Why pylint rule `W1203` is important

cover

If you have been using pylint tool to check the format of your Python code you may have encounterd the rule W1203: logging-fstring-interpolation but you didn't really understand why it's important.

The warning looks like :

path/to/my/file.py:37:4: W1203: Use lazy % formatting in logging functions (logging-fstring-interpolation)

It appears when you are using the Python logging library. On the pylint documentation about this rule it is said that you shouldn't use f-string formated strings.

The exemple given is :

Problematic code:

import logging
import sys

logging.error(f'Python version: {sys.version}')  # [logging-fstring-interpolation]

Correct code:

import logging
import sys

logging.error('Python version: %s', sys.version)

But why using f-string string in the logging context is a bad idea an can a huge impact on the performance of your application ??

The logging library

The Python logging library is the standard library to implement logging in an application or a script. It replace the traditional print statement. It allow to have an unified log output format and select multiple level of verbosity on the fly.

Using the logging library you display logs (on the stdout or in a file) with multiple levels like : info, warning, error, debug, see more. You can then set the logging level of the logger to one of them.

For example if you decided that you want only usefull logs when running in production, you will set the logging level to error. Only the logs with level error or critical will be printed.

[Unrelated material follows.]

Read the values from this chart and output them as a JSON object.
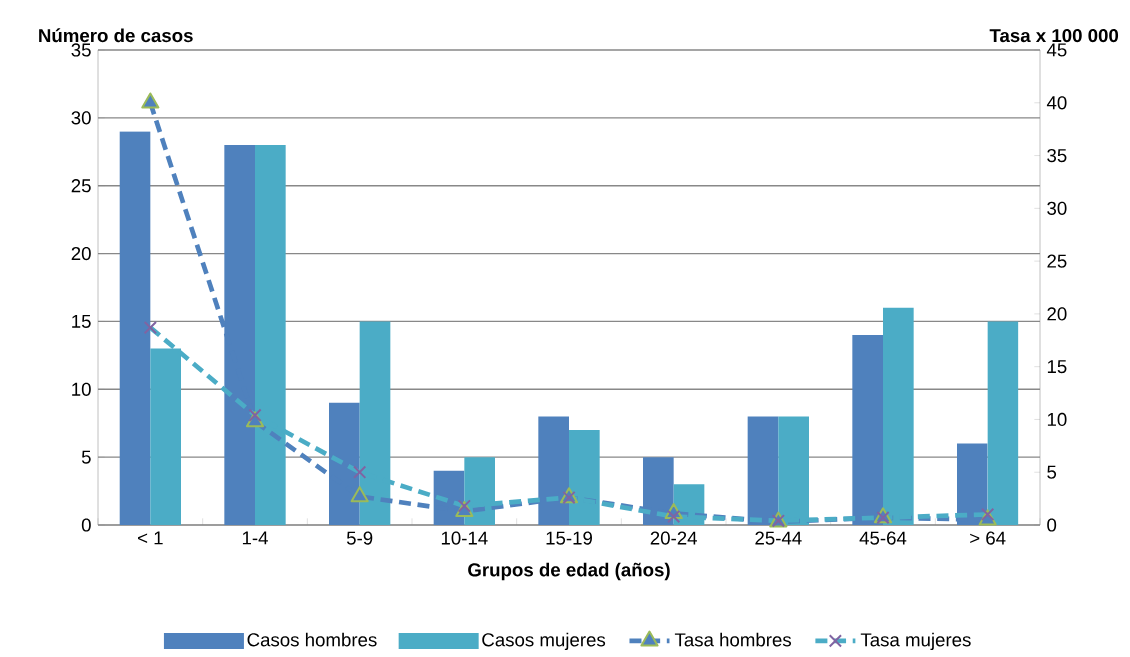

But if you are in development environment, you may want to be in the debug logging level to show all possible logs.

What is the problem then ?

Full example

In a production environment, if you have a logs of type debug that call other functions, thoses will interpolated even if it will never be printed.

For exemple you have a simple code :

import logging
import sys
from datetime import datetime

logger = logging.getLogger()
handler = logging.StreamHandler(sys.stdout)
logger.addHandler(handler)

# In production
logger.setLevel("INFO")
# In development
# logger.setLevel("DEBUG")

def handle_incoming_message(message):
  logger.debug(f"[{datetime.now()}] New message received : '{message}'")
  return len(message)

if __name__ == "__main__":
  total = 0
  for i in range(10000000):
    total += handle_incoming_message("my custom message")

  logger.info(f"The total is : {total}")

You call a function handle_incoming_message on each incoming message received by your app. You count the number of letters in the message an return it. Finally you count the total of letters in all messages.

In development environement, you want to have a debug output each time you receive a message (for debuging purpose). But you don't care about this log when running in production.

Runnig this code in development took 116,40s with 10000001 log output

Runnig this code in production took 16,99s with only on log output (the last one)

Can we optimize the script duration in production ?

Changing the line :

logger.debug(f"[{datetime.now()}] New message received : '{message}'")

By :

logger.debug("[%s] New message received : '%s'", datetime.now(), message)

Should produce the exact same output but in less time.

Runnig this code in development took 112,81s with 10000001 log output

Runnig this code in production took 8,54s with only on log output (the last one)

How did we save time ?

How can just changing the format of the log string we can run the same script in half the time ?

In the first solution :

logger.debug(f"[{datetime.now()}] New message received : '{message}'")

Python will firstly call the string format function to render the string, then call the logger.debug

In the second example :

logger.debug("[%s] New message received : '%s'", datetime.now(), message)

We directly call the logger.debug with multiple argument. In the algorithm of the logging function, the string format function will be called with all the argument passed to the function only if the log should be showed to the user (depending of the logging level).

By chosing the second code over the other save us one function call and then time. In the example, the time consuming call is datetime.now() but you have to imagin that this call could may be another more time ungry call in your application !

Conclusion

By using bulting logging library string formating capabilities, you can save a lot of time and make your application or script more fast and responsive.

Thank's pylint for the warning.